The Advanced Paramedic has been granted special leave from his usual role in the out-of-hours team at Kernow Health to spend three weeks caring for those most in need on the Slovakian/Ukranian border. Speaking about his employer, who have allowed time away from usual duties, he said: "Kernow Health have been fantastic altering my shifts and giving me the time off. I've had full support from Mark Woolcock, the CEO. It's been great."
Lester said he doesn't know what to expect when he arrives, but he will call on his experience both as a paramedic for 17 years and his time in the army from 1995 to 2000: "I went to Bosnia and Northern Ireland.
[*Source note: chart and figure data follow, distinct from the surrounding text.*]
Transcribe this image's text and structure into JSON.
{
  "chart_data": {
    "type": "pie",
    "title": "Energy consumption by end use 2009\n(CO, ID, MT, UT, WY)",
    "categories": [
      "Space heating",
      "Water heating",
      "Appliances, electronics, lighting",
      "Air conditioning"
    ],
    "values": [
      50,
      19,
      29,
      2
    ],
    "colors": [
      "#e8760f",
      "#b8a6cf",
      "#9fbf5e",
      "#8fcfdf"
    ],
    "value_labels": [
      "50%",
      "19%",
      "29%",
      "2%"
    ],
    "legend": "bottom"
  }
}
I wasn't a medic at that time, so it is seeing things from a slightly different side, but obviously you're seeing your effects of conflict.
I've got emergency care experience and primary care experience, and also minor injuries as well. So it covers quite a large area of medical expertise ... I'm guessing it might be clearing casualties from a casualty clearing station where they've been evacuated to a certain point and they may need transfer to some more secondary care facility."
Lester is a dad of three and reflects on what it will be like for his wife and children while he's gone: "It's hard on my family just dealing with normal life back here. For me, once once you're there, all the normal noise of normal life sort of goes a bit."